In the latest government health protocol, updated October 29, it is written that “School catering must be privileged” and that’“It can be organized in the usual places”, by applying a distance of one meter between each pupil and trying to avoid as much as possible the mixing of pupils.

“There is something quite paradoxical to say we close the canteens, but we let the students crowd 28 or 30 per class”, castigates Sophie Vénétitay.

“There are very few high schools that have gone into semi-groups, and this is not the case at all for colleges, she continues However, it is by reducing the number of staff present in the establishment at a given time, by moving to half-groups, that the number of staff in a class, in the establishment and in the canteen will be reduced and that we will limit the mixing of students. “

Closing them, wouldn’t it reinforce social inequalities?

Difficult for a student living in the countryside to make the round trip between home and the establishment on his lunch break.

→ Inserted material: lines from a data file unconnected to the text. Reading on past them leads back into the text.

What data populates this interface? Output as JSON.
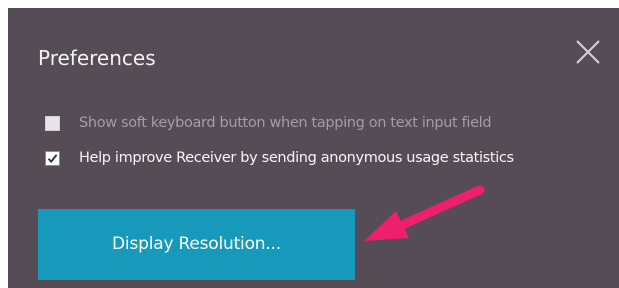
{
  "dialog": {
    "title": "Preferences",
    "close_icon": "close-icon",
    "options": [
      {
        "label": "Show soft keyboard button when tapping on text input field",
        "checked": false,
        "enabled": false
      },
      {
        "label": "Help improve Receiver by sending anonymous usage statistics",
        "checked": true,
        "enabled": true
      }
    ],
    "display_resolution_label": "Display Resolution..."
  },
  "colors": {
    "dialog_background": "#564c55",
    "button_background": "#1799bb",
    "annotation_arrow": "#ee1f6b"
  },
  "annotation": {
    "icon": "arrow-pointer-icon"
  }
}
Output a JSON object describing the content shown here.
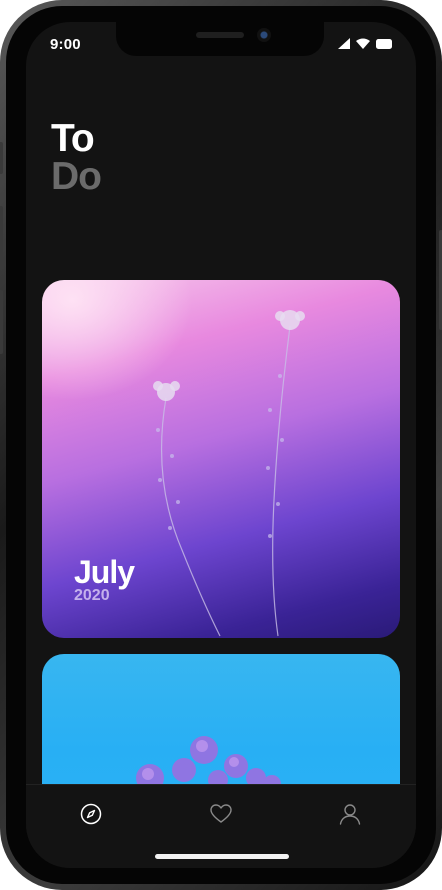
{
  "status_bar": {
    "time": "9:00"
  },
  "header": {
    "title_line1": "To",
    "title_line2": "Do"
  },
  "cards": [
    {
      "month": "July",
      "year": "2020"
    }
  ],
  "tab_bar": {
    "items": [
      "explore",
      "favorites",
      "profile"
    ],
    "active": "explore"
  },
  "colors": {
    "background": "#131313",
    "title_primary": "#ffffff",
    "title_secondary": "#6b6b6b",
    "tab_active": "#ffffff",
    "tab_inactive": "#8a8a8a"
  }
}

It is also difficult for some parents to replace the canteen with meals at home. “During the first confinement, we saw families who told us that they were in great difficulty to be able to provide meals every day of the week to their children, regrets Sophie Vénétitay. It is sad that we have come to this debate today. “

In his school, the most disadvantaged students, whose parents cannot provide meals every day, can register in the canteen until the evening before, even if they do not have lessons the next day. “We prefer that to them not eating anything, and that does not greatly increase the number of students present, Sophie Vénétitay argues. This is the way we have found to reconcile health and social measures. “

Closing canteens raises territorial and social questions, “Formidable” for this teacher. Without forgetting that removing this “Moment of pause” for students can have consequences on their concentration – and dropping out of school. “It’s a moment, which is not learning, which matters to them”, says the teacher.

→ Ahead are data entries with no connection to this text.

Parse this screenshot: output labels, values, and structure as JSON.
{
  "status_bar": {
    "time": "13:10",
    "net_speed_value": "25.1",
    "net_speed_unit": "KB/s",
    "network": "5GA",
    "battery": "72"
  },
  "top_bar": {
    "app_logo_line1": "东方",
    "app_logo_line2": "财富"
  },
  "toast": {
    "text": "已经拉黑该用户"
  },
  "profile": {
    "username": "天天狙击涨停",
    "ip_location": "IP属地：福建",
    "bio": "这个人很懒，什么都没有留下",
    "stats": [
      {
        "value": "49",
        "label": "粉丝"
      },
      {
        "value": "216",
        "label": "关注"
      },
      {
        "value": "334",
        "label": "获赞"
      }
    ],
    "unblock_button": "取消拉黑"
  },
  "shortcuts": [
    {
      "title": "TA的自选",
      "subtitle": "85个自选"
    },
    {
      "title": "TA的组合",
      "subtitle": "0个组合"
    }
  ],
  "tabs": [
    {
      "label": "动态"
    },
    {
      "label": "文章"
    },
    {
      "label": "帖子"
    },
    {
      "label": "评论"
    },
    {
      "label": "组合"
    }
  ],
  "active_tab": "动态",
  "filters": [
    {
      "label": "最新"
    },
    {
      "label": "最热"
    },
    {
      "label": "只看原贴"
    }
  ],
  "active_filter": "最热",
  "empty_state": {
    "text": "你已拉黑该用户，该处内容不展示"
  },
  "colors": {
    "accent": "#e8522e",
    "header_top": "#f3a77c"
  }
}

Why not differentiate between primary and secondary schools?

Knowing that the youngest children are not very symptomatic and less contaminating, should we not differentiate between school levels? “High school students are considered adults from the point of view of the virus, they will infect as much, be able to take serious forms, like adults, details Jonathan Roux. In college, they are in between. For children under ten, the dynamics of the epidemic are not the same. It would make sense to differentiate the canteens according to age. “

From a purely sanitary and practical point of view, this would be possible. But that would not be socially acceptable. “It’s a bad idea, because we know that the canteens are for a certain number of pupils the only time of the day when they will have a real meal”, comments Sophie Vénétitay, for whom all the canteens school, regardless of the level must remain open.

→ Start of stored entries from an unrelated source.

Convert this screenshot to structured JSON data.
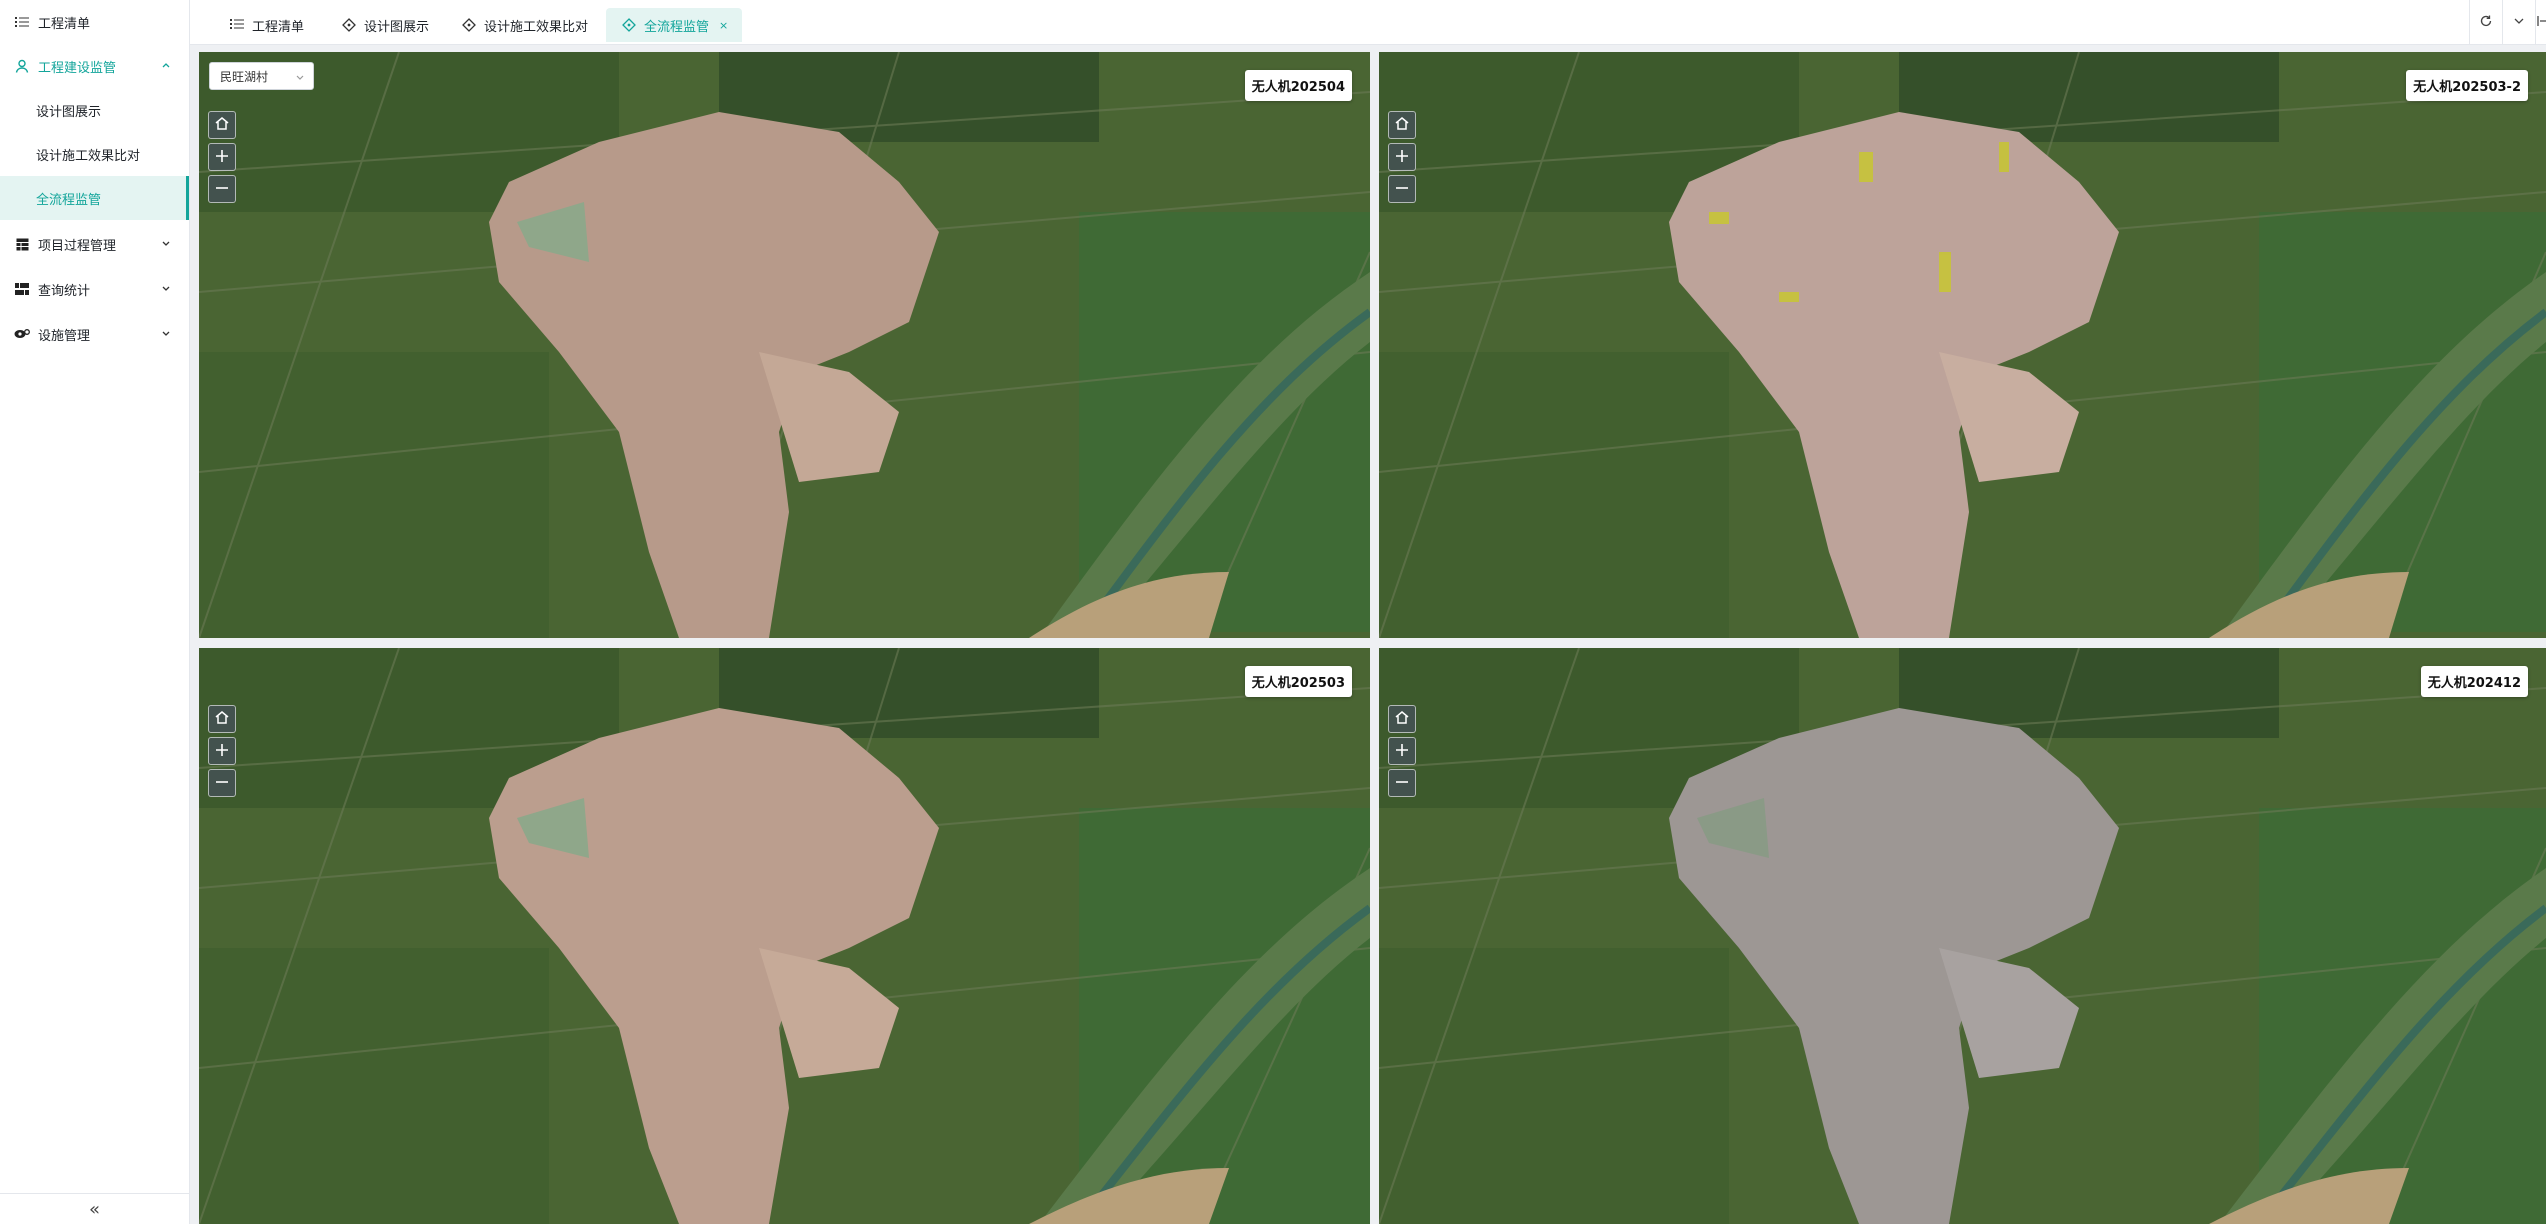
{
  "sidebar": {
    "items": [
      {
        "label": "工程清单",
        "icon": "list-icon"
      },
      {
        "label": "工程建设监管",
        "icon": "user-icon",
        "expanded": true
      },
      {
        "label": "设计图展示"
      },
      {
        "label": "设计施工效果比对"
      },
      {
        "label": "全流程监管",
        "active": true
      },
      {
        "label": "项目过程管理",
        "icon": "table-icon"
      },
      {
        "label": "查询统计",
        "icon": "grid-icon"
      },
      {
        "label": "设施管理",
        "icon": "settings-eye-icon"
      }
    ],
    "collapse_label": "«"
  },
  "tabs": [
    {
      "label": "工程清单",
      "icon": "list-icon"
    },
    {
      "label": "设计图展示",
      "icon": "diamond-icon"
    },
    {
      "label": "设计施工效果比对",
      "icon": "diamond-icon"
    },
    {
      "label": "全流程监管",
      "icon": "diamond-icon",
      "active": true,
      "close": "×"
    }
  ],
  "tools": [
    "refresh-icon",
    "expand-icon",
    "fullscreen-icon"
  ],
  "village_select": {
    "value": "民旺湖村"
  },
  "panels": [
    {
      "label": "无人机202504"
    },
    {
      "label": "无人机202503-2"
    },
    {
      "label": "无人机202503"
    },
    {
      "label": "无人机202412"
    }
  ],
  "colors": {
    "accent": "#13a59b",
    "active_bg": "#e4f4f2"
  }
}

What would then be the alternatives?

What to do when faced with a situation that seems inextricable? Air more, increase the distances between the children, reduce the mixing, prepare cold and individual picnics… are the solutions put forward by both health professionals and members of the National Education. “But there is never zero risk, shade Jonathan Roux. Unless each child goes home to eat at noon, which is not possible for all. This is where the health vision and the reality of inequalities and logistical problems of different families come face to face. “

In Sophie Vénétitay’s high school, which has 2,700 students, this teacher says that they have been in half-groups since returning from the All Saints holidays. “Group A comes on Monday, B on Tuesday, A comes back on Wednesday and so on, which means fewer people in the canteen, where we have also installed plexiglass windows on the tables to avoid projections”, she explains, certain that solutions less radical than closing the canteens exist.